When you're ill, your ego, Ahamkara, takes it the worst. The part which normally acts as your super-shell, an annoying parent holding you back from both things that are actually bad for you (insert socially unacceptable situation) as well as things that would actually be very character forming (learning by doing/falling etc). The ego sits in bed, coughing and spluttering and moaning for pity, the intellect wants to play out in the sunshine like a 5 year old who really does not know what's happenning next, the mind admits that bed and iPlayer is the only option. With biscuits.
I was reading my book yesterday, aware of my fluffy outer layer, corroborating with my imagina4tion, pooling their resources for a ticket to good times. That part of my head which usually resists your meaning, other people's pictures and possibilities, today I take it on. Today I realise there's enough room in this brain for the two of us, and more, there's enough room for ideas ad infinitum, and so sweet they are too, they make a sundae with my own sweet ill juices. I'm cosy in all my coat layers, heading back to work prematurely, and I'm making a new little world. I'm reshaping my brain over here on the last but one seat on the drivers side on the top deck of the 73. I smile smugly around, I'm still ill, and I like it.

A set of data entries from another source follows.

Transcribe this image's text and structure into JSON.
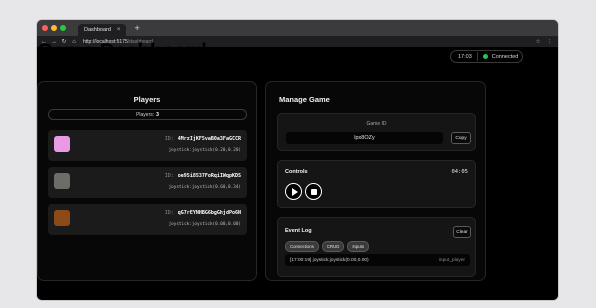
{
  "browser": {
    "tab_title": "Dashboard",
    "tab_close": "×",
    "new_tab": "+",
    "url_host": "http://localhost:5175",
    "url_path": "/dashboard",
    "traffic_colors": [
      "#ff5f57",
      "#febc2e",
      "#28c840"
    ]
  },
  "header": {
    "title": "Game Dashboard",
    "time": "17:03",
    "connection_status": "Connected",
    "connection_color": "#22c55e"
  },
  "players": {
    "title": "Players",
    "count_label": "Players:",
    "count": "3",
    "id_label": "ID:",
    "items": [
      {
        "id": "4MrzIjKF5vaB0a3FaGCCR",
        "state": "joystick:joystick(0.20,0.20)",
        "color": "#e89be4"
      },
      {
        "id": "oe95i8537FoRqiIWqpKDS",
        "state": "joystick:joystick(0.60,0.34)",
        "color": "#6e6c68"
      },
      {
        "id": "qG7rEYNHBG6bgGhjdPo6N",
        "state": "joystick:joystick(0.00,0.00)",
        "color": "#8c4a19"
      }
    ]
  },
  "manage": {
    "title": "Manage Game",
    "game_id_label": "Game ID",
    "game_id": "lpx8OZy",
    "copy_label": "Copy",
    "controls_title": "Controls",
    "timer": "04:05",
    "log_title": "Event Log",
    "clear_label": "Clear",
    "filters": [
      "Connections",
      "CRUD",
      "Inputs"
    ],
    "log_entries": [
      {
        "message": "[17:00:19] joystick:joystick(0.00,0.00)",
        "tag": "input_player"
      }
    ]
  }
}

The downside, as one gets to work, back to rational life, well everything is so much harder. I seem to have both gone dyslexic and dropped several sets in maths and English I can't add up my two Cash v/s Card figures without the aid of Excel's dumb tools, I can't seem to transcribe telephone conversations onto Post-its, I cannot make hierarchical decisions with the Outlook flags and their shades of importance in red. But there's a cake downstairs I made, look how good my outfit is today, I really want to know how to curl my hair like yours, and can I please open the cardboard pinhole camera and give it a go? The screen hurts my face but life seems so alive right now.